Türkiye Cumhuriyeti'nin kurulmasından sonra Türk tarihçiliği ve Türkoloji alanında önemli gelişmeler olmuştur. 1931 yılında Atatürk tarafından Türk Tarih Kurumu'nun kurulması, bu hususta atılan en önemli adımdır. Bundan önceki dönemlerde Türkler tarafından Türk tarihi, hanedanlara dayalı bir anlayışla ele alınır ve yazılırken, bu tarihten sonra, tarihi bir bütün olarak değerlendiren yeni bir yaklaşım ağırlık kazanmıştır. Zira Türk tarihi binlerce yıl geriye giden engin ve bir büyük kültürün eseriydi. Bu kültürün ve tarihin araştırılması, milleti millet yapan ortak değerleri ortaya çıkaracak ve millî birliğin temeli atılacaktı. Nitekim Atatürk'ün bu konudaki görüşü, Türk tarih tezini teşkil etmiştir. Atatürk: "Büyük ve haysiyetli bir millet olan Türklerin tarihi insanlık kadar eskidir. Osmanlılar ve Selçuklulardan önce de Türkler, dünyanın dört bucağında devletler, imparatorluklar vücuda getirmişlerdir. Nerede bir Türk devleti batmış ise, bunun yıkıntıları üzerinde daima yeni yeni devletler kurmuşlardır. Şimdi de böyle bir tarihî an gelmiş çatmıştır. Osmanlı Devleti çökmüştür, fakat tarihî zincir kopmayacaktır"44 sözüyle bu konuda çalışanları yönlendirmiştir. Nitekim Türk Tarih Kurumu'nun ilk yayınladığı eser Türk Tarihinin Ana Hatları ile Türklerin Medeniyete Hizmetleri, ikincisi ise Pirî Reis Haritası olmuştur. Bu akım, uzun müddet Türk Tarih Kurumu'nun öncülüğünde yürütülmüş, gerek ders kitaplarının hazırlanması, gerekse bini geçen ilmî yayın bu şekilde tarih ilmine kazandırılmıştır. Nitekim uluslararası olarak düzenlenen ve 1999 yılında Osmanlı Devleti'nin 700. kuruluş yılı münâsebetiyle XIII. sü gerçekleştirilen kongreler, dünyanın çeşitli ülkelerindeki Türk tarihinin tanınmış ilim adamlarını misafir etmiştir. Kongreler sonucu basılan bildiriler ise otuzbeş cilde ulaşmıştır.

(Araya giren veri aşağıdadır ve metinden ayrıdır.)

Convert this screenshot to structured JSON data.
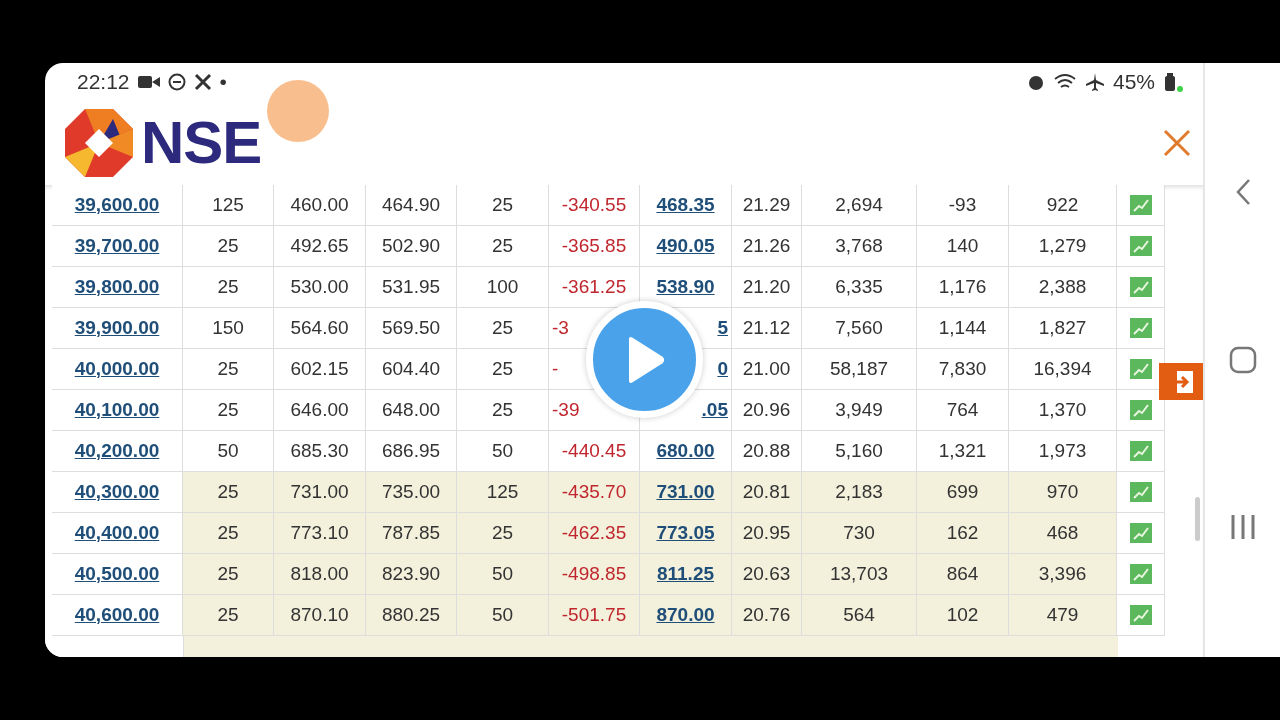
{
  "status_bar": {
    "time": "22:12",
    "dot": "•",
    "battery_percent": "45%"
  },
  "header": {
    "logo_text": "NSE"
  },
  "table": {
    "rows": [
      {
        "strike": "39,600.00",
        "cells": [
          "125",
          "460.00",
          "464.90",
          "25",
          "-340.55",
          "468.35",
          "21.29",
          "2,694",
          "-93",
          "922"
        ],
        "shaded": false,
        "covered": false
      },
      {
        "strike": "39,700.00",
        "cells": [
          "25",
          "492.65",
          "502.90",
          "25",
          "-365.85",
          "490.05",
          "21.26",
          "3,768",
          "140",
          "1,279"
        ],
        "shaded": false,
        "covered": false
      },
      {
        "strike": "39,800.00",
        "cells": [
          "25",
          "530.00",
          "531.95",
          "100",
          "-361.25",
          "538.90",
          "21.20",
          "6,335",
          "1,176",
          "2,388"
        ],
        "shaded": false,
        "covered": false
      },
      {
        "strike": "39,900.00",
        "cells": [
          "150",
          "564.60",
          "569.50",
          "25",
          "-3",
          "5",
          "21.12",
          "7,560",
          "1,144",
          "1,827"
        ],
        "shaded": false,
        "covered": true
      },
      {
        "strike": "40,000.00",
        "cells": [
          "25",
          "602.15",
          "604.40",
          "25",
          "-",
          "0",
          "21.00",
          "58,187",
          "7,830",
          "16,394"
        ],
        "shaded": false,
        "covered": true
      },
      {
        "strike": "40,100.00",
        "cells": [
          "25",
          "646.00",
          "648.00",
          "25",
          "-39",
          ".05",
          "20.96",
          "3,949",
          "764",
          "1,370"
        ],
        "shaded": false,
        "covered": true
      },
      {
        "strike": "40,200.00",
        "cells": [
          "50",
          "685.30",
          "686.95",
          "50",
          "-440.45",
          "680.00",
          "20.88",
          "5,160",
          "1,321",
          "1,973"
        ],
        "shaded": false,
        "covered": false
      },
      {
        "strike": "40,300.00",
        "cells": [
          "25",
          "731.00",
          "735.00",
          "125",
          "-435.70",
          "731.00",
          "20.81",
          "2,183",
          "699",
          "970"
        ],
        "shaded": true,
        "covered": false
      },
      {
        "strike": "40,400.00",
        "cells": [
          "25",
          "773.10",
          "787.85",
          "25",
          "-462.35",
          "773.05",
          "20.95",
          "730",
          "162",
          "468"
        ],
        "shaded": true,
        "covered": false
      },
      {
        "strike": "40,500.00",
        "cells": [
          "25",
          "818.00",
          "823.90",
          "50",
          "-498.85",
          "811.25",
          "20.63",
          "13,703",
          "864",
          "3,396"
        ],
        "shaded": true,
        "covered": false
      },
      {
        "strike": "40,600.00",
        "cells": [
          "25",
          "870.10",
          "880.25",
          "50",
          "-501.75",
          "870.00",
          "20.76",
          "564",
          "102",
          "479"
        ],
        "shaded": true,
        "covered": false
      }
    ]
  }
}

Türk Tarih Kurumu tarafından daha sonraki yıllarda da Türk tarihi ile ilgili pek çok kaynak ve araştırma yayımlanmıştır. Ayrıca 1991'den sonra Sovyetler Birliği'nin dağılmasıyla, 1995 yılından itibaren Tanrı dağlarında ve Kırım taraflarında arkeolojik kazılar başlatılmıştır.45 Keza Türk İşbirliği ve Kalkınma Ajansı'nın (TİKA) yürütücülüğünde Moğolistan'da Orhun yazıtlarının bulunduğu alanda başlatılan kazılar ve âbidelerin kurtarılması ve eski haline getirilmesi çalışmaları da dikkate değer niteliktedir.46
Türk Tarihinin Genel Değerlendirmesi
Çin kaynaklarına göre Türklerin tarih sahnesine ilk çıkışları Asya'da Köğmen Dağları'nda idi. Modern tarihçilerin araştırmaları da bu efsaneyi doğrulamaktadır. Nitekim en eski kalıntılara Köğmen dağlarında rastlanmıştır. Köğmen dağlarının kuzey eteklerinde Türkçe adı Kem olan Yenisey ırmağındaki Tagar Adası'nda kalıntıları ilk defa bulunan ve M.Ö. VII. yüzyılda başlayan Tagar adını alan kültür en eski Türklere atf edilmektedir. Tagar kültürü Karasuk kültürü denilen ve M.Ö. II. bine kadar uzanan aynı kıyılarda gelişmiş eski bir kültüre dayanmaktaydı. 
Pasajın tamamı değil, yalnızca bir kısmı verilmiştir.